Raissa Marcondes: Mergulho nos arquivos com olhar na história da Zona Norte paulistana

Raissa Marcondes: Mergulho nos arquivos com olhar na história da Zona Norte paulistana

Matéria originalmente publicada em 12/6/2020

Minha primeira viagem nos arquivos

Meu primeiro contato no APESP foi em 2013 quando realizei uma pesquisa sobre cortiços da cidade para realização de um trabalho de graduação.

Foi a primeira vez que entrei em um arquivo para consultar e me lembro de todo auxílio que tive dos funcionários ao verem uma pesquisadora de ‘primeira viagem’, tentando compreender como pesquisar em uma instituição de tamanha importância.

Mas o contato maior que tive com os documentos do APESP foi em 2015, quando participei como pesquisadora voluntária no Grupo de Trabalho Perus, realizando pesquisa nos documentos do Instituto Médico Legal de São Paulo, importante para a identificação dos desaparecidos políticos durante a ditadura civil militar no Brasil (1964-1985). O trabalho, realizado enquanto era graduanda na EFLCH-Unifesp, teve grande apoio do APESP, desde a disponibilização da documentação que está sob sua custódia até o auxílio de nossa permanência local, com infraestrutura adequada para o trabalho e demais necessidades.
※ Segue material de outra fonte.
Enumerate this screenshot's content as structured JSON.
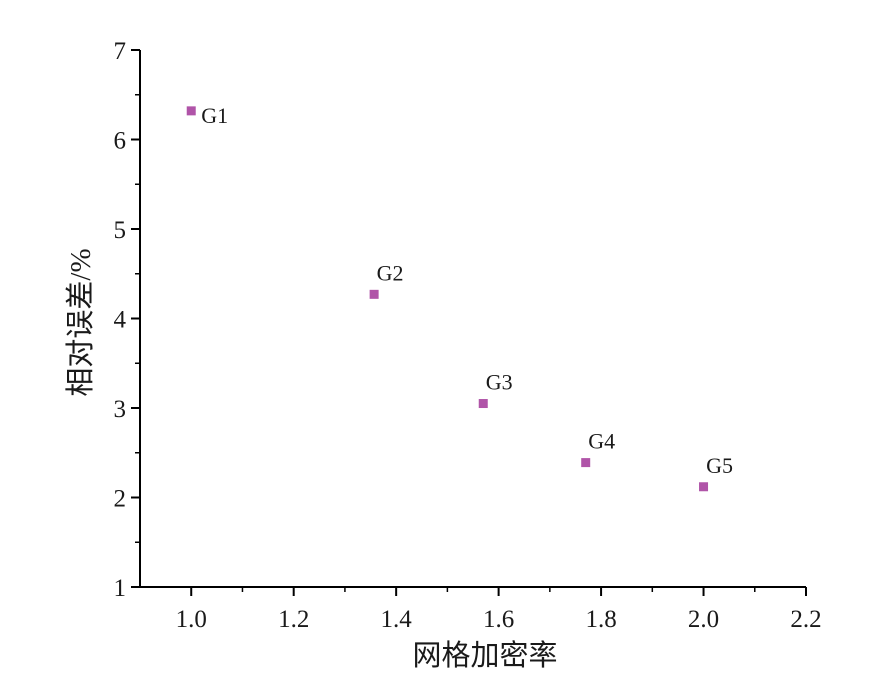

Aspectos da formação da Zona Norte de São Paulo

Durante minha graduação em História, na Escola de Filosofia, Letras e Ciências Humanas da Universidade Federal de São Paulo, o incentivo à pesquisa era constante para elaboração de diversos trabalhos para as disciplinas curriculares.

A realização destes trabalhos possibilitou uma certa vivência em diversas instituições de custódia documental, como o APESP, Arquivo Histórico Municipal de São Paulo, Arquivo da Cúria Metropolitana de São Paulo e Acervo do Museu Paulista da USP.
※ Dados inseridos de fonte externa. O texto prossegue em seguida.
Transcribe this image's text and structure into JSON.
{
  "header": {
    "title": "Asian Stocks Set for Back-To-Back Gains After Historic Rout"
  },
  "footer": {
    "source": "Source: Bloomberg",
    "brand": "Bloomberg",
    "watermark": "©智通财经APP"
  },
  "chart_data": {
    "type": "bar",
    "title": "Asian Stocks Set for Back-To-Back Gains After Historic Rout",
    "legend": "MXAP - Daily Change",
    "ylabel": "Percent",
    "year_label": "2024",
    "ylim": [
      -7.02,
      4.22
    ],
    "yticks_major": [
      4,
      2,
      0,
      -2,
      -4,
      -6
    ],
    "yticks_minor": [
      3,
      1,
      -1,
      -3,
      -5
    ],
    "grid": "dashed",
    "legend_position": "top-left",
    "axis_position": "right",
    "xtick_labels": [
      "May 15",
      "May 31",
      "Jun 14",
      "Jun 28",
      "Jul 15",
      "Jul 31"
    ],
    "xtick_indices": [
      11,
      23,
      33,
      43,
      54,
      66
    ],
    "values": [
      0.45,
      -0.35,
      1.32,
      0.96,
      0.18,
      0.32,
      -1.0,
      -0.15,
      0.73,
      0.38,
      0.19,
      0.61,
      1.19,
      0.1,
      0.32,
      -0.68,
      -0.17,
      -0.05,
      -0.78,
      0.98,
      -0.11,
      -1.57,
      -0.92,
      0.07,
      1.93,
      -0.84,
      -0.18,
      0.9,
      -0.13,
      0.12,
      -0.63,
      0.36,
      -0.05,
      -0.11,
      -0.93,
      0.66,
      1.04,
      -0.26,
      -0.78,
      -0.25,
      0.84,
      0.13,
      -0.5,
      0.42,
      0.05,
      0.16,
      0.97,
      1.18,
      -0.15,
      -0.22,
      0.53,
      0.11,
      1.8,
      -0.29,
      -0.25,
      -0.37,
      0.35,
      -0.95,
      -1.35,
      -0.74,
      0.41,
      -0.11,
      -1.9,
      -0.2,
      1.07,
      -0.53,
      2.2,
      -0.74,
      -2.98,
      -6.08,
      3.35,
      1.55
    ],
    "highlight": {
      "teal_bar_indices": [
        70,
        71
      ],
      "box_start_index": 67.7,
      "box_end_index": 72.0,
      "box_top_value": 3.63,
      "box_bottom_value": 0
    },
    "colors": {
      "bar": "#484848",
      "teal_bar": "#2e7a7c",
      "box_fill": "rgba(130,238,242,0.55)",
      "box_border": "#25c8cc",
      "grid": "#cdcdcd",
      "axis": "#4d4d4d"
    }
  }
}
Mediante realização de uma Iniciação Científica fomentada pela FAPESP entre 2015 e 2016 sobre o Jardim Dona Rosa, uma vila construída por holandeses no Alto de Santana entre 1952 e 1954, foi necessário consultar o Arquivo Geral da Prefeitura de São Paulo e o Arquivo do Tribunal de Justiça do Estado de São Paulo, que, em conjunto com a pesquisa em hemerotecas digitais, que possibilitou melhor compreensão sobre as relações de sociabilidade entre imigrantes holandeses na cidade de São Paulo, bem como a atuação de Dirk Berkhout e Selma de Vita Berkhout, proprietários do Jardim Dona Rosa, no mercado imobiliário na cidade de São Paulo e da própria construção do conjunto, conhecido popularmente como Vila Holandesa.
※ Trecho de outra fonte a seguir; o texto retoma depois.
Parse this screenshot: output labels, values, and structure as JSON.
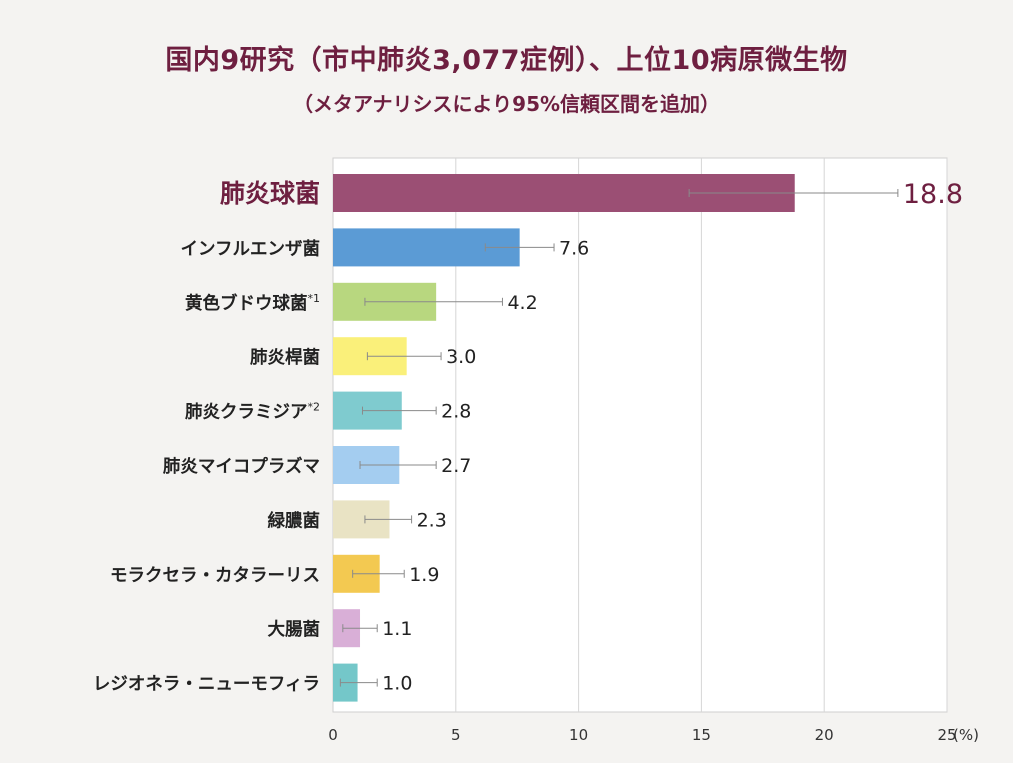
{
  "chart_data": {
    "type": "bar",
    "orientation": "horizontal",
    "title": "国内9研究（市中肺炎3,077症例）、上位10病原微生物",
    "subtitle": "（メタアナリシスにより95%信頼区間を追加）",
    "xlabel": "(%)",
    "xlim": [
      0,
      25
    ],
    "x_ticks": [
      0,
      5,
      10,
      15,
      20,
      25
    ],
    "grid": true,
    "categories": [
      "肺炎球菌",
      "インフルエンザ菌",
      "黄色ブドウ球菌",
      "肺炎桿菌",
      "肺炎クラミジア",
      "肺炎マイコプラズマ",
      "緑膿菌",
      "モラクセラ・カタラーリス",
      "大腸菌",
      "レジオネラ・ニューモフィラ"
    ],
    "footnote_marks": [
      "",
      "",
      "*1",
      "",
      "*2",
      "",
      "",
      "",
      "",
      ""
    ],
    "values": [
      18.8,
      7.6,
      4.2,
      3.0,
      2.8,
      2.7,
      2.3,
      1.9,
      1.1,
      1.0
    ],
    "value_labels": [
      "18.8",
      "7.6",
      "4.2",
      "3.0",
      "2.8",
      "2.7",
      "2.3",
      "1.9",
      "1.1",
      "1.0"
    ],
    "ci_low": [
      14.5,
      6.2,
      1.3,
      1.4,
      1.2,
      1.1,
      1.3,
      0.8,
      0.4,
      0.3
    ],
    "ci_high": [
      23.0,
      9.0,
      6.9,
      4.4,
      4.2,
      4.2,
      3.2,
      2.9,
      1.8,
      1.8
    ],
    "colors": [
      "#9b4f74",
      "#5b9bd5",
      "#b8d77f",
      "#faf07a",
      "#7fcbcf",
      "#a4cdf0",
      "#e9e3c4",
      "#f3c951",
      "#d9afd7",
      "#74c7c9"
    ],
    "highlight_color": "#6e1f40"
  }
}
Documentos revelam sujeitos históricos na urbanização

Estas experiências foram importantes para o desenvolvimento de minha pesquisa atual no mestrado sobre o processo de urbanização da Zona Norte de São Paulo, realizada no Programa de Pós-Graduação em História da UNIFESP e intitulado A face social da infraestruturação da Zona Norte de São Paulo: análise histórica por meio da implantação do Tramway da Cantareira (1893-1924), com fomento da FAPESP, cujo principal objetivo é compreender aspectos da formação da Zona Norte da cidade de São Paulo a partir da implantação desta ferrovia, considerando a atuação da população neste processo, em especial os residentes ao redor da linha e de investidores privados.

“Lista com nomes de colonos e seus respectivos lotes”, em 1878, no Núcleo Colonial de Santana. Acervo APESP, fundo Secretaria de Agricultura do Estado de São Paulo.

Dentre o vasto acervo do APESP, o Fundo Secretaria de Agricultura, Comércio e Obras Públicas do Estado de São Paulo contém importante documentação que utilizo atualmente em minha pesquisa de mestrado.

Trata-se do conjunto documental sobre os Núcleos Coloniais do Estado de São Paulo, em especial sobre o Núcleo Colonial de Santana. A documentação é bastante variada, onde encontro diversos requerimentos, pedidos de lotes, nomes de imigrantes e características específicas, como nacionalidade, religião e profissão.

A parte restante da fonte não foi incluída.